The company is now left in the hands of a committee of executives and board of directors who, it would seem, have a very hard work to do in ensuring that Uber does not go under.
However, the board’s insistence that the CEO resign immediately while he was still away to work on ‘improving himself and becoming a leader the company need', besides mourning the tragic passing away if his mother, may not have been the best of decisions.
It is a step for the right reasons in the wrong direction. The business savvy move would have been making him stay on to help mop up the huge mess he had already created while the board goes in search of a new suitable chief executive to man the leadership position.
Leaving a big company like Uber without a head is actually a big recipe for a potential disaster which is already lurking around in the background. There is a reason why top posts in big companies are hardly ever left unmanned. It is certainly not for an aesthetic purpose.
Uber, as a company, has done quite well after being established 8 years ago by Kalanick and Garrett Camp.
The company now has up to 12,000 workers under its employ. It also boasts of $6.5 billion as revenue and operates in 82 countries. In addition, it has raised $12.9 billion in funds and its worth has been estimated at $68 billion. People no longer take taxis or buses, it is now all lyft codes However, after the allegation of its former engineer, Susan Fowler, in an explosive blog post against the widespread gender bias, sexual harassment and mismanagement going on unhindered in the company, the company has paid dearly, losing most of its valued employees.
Among these important employees are the head of strategy, head of finance, head of engineering, and head of marketing. The positions which they have left vacant are important ones that need to be filled, and fast.
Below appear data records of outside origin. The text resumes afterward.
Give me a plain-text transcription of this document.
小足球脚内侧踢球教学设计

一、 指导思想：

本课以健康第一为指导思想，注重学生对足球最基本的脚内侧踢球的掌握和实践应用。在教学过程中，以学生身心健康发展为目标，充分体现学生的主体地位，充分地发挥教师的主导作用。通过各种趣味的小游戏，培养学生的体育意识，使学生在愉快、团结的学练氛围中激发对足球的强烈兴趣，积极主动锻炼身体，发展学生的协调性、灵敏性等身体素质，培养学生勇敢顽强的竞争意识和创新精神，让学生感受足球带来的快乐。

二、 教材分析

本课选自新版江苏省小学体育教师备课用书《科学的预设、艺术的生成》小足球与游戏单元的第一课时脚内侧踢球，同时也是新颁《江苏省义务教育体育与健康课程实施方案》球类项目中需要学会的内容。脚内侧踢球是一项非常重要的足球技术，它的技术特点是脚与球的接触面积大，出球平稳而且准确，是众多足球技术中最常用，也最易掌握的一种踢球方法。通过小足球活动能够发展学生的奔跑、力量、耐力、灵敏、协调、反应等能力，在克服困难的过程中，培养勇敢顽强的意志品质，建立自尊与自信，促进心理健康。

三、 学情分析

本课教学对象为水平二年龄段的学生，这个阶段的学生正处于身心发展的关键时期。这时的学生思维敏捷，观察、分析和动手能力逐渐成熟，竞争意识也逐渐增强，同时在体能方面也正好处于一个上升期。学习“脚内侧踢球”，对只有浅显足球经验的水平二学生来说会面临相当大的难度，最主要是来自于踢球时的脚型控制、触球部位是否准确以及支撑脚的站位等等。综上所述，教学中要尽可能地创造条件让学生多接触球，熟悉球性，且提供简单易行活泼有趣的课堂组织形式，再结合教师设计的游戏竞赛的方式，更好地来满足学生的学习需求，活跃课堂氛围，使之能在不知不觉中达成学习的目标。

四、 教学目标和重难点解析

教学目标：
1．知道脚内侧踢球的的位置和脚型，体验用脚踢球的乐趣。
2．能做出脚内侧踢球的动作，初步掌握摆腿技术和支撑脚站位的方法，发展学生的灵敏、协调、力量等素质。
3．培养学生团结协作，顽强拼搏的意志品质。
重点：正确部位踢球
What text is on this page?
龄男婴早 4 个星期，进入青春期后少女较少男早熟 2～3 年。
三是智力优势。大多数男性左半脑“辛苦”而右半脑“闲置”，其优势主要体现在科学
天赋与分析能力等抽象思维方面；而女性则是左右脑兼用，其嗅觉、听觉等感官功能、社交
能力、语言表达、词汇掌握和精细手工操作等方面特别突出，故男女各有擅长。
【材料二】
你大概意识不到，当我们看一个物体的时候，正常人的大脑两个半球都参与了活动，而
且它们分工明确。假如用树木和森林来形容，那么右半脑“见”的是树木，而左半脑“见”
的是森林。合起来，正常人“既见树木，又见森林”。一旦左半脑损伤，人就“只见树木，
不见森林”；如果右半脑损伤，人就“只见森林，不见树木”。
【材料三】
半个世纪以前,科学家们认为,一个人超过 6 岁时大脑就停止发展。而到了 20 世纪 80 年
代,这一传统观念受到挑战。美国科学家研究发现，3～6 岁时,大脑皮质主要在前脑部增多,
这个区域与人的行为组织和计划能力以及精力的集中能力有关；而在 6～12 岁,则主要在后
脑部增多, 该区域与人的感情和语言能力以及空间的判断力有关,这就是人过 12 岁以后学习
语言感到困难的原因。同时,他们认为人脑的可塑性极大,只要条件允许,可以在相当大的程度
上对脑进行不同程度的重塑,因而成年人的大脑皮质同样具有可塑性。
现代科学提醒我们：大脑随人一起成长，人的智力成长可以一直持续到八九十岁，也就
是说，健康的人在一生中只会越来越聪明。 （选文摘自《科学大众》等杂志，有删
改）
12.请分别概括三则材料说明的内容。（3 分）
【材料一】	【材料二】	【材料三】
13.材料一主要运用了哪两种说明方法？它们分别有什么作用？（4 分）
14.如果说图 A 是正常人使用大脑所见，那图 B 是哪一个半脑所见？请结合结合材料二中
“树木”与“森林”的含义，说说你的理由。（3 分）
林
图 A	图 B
To add to these pressing issues, the company’s board of directors have only recently unanimously voted to overhaul Kalanick's 14 corporate values in favour of a list of recommendations, from a 13-page report by former attorney general, Eric Holder’s legal team.
In order for the new policies to be implemented and become effective, it is imperative that a new CEO is urgently recruited to serve as a full partner to Kalanick.
The list of recommendations, therefore, would not be effective until the company finds a new chief, and this could take many months, while things continue going downhill. What this means is that Uber has found itself in a tight corner, an operating and strategic limbo.
This would not even have been much of a problem if the company is not currently undergoing some crisis, but they are, which makes it all the more sticky. Now, handling the rampaging and damaging crisis in this state will be an uphill task, if not near impossible. It is very much like the situation of a man who has got his hands tied in a fight with an angry dog.
As one of the very fastest growing companies in the tech industry, recruiting and holding on to its invaluable talents is certainly among Uber’s top priorities.
It will be an unenviable and unpleasant business at the moment with its company culture under the gravest of attacks and its reputations in tattered shreds.
Recently a leaked audio file had the HR chief, Liane Hornsey, telling employees he’s aware they are probably polishing their resumes in preparation for an exodus. Liane was heard imploring them not to leave.
You would think it does not get tougher than this, right? Wrong! This might probably just be the tip of the iceberg.
Uber is a company that makes no secret of the huge amounts of capital it uses to fund its rapid growth. Reports were that the company used up $2.8 billion dollars in just one year alone, last year.
Even though the company has a lot of money, at this rate it won’t go very far without raising funds. Now this is the problem lies: with almost every C-level function not clear on its direction in the near future, Uber’s fund raising might as well bid Uber goodbye.
Even if Uber manages somehow to raise the capitals it needs, it might find itself being forced into a down round. Early stage VC's may not be troubled by this, seeing as they actually forced Kalanick’s exit. But investors who came in late could be potentially hurt by this.
Such investors include Citigroup, Goldman Sachs, Kleiner Perkins, Microsoft, New Enterprise Associates and Morgan Stanley. The employees' morale also, will be affected in no little way.
After all the former CEO was an author of what the world and Holder’s report all-but-addressed as a depraved and dangerous culture, which puts external growth above human dignity, diversity and internal growth.
Uber may not be the evil company it’s been made out to be, being that it may have taken many right steps in the wrong direction. But then, the fact that Kalanick and Camp together control voting rights make this ousting of the CEO seem senseless.
Leaving the company in a limbo seems senseless as well, and even with the brilliant reasons and motives at play, is ill advised and could very well just be the iceberg that will get the ship tumbling.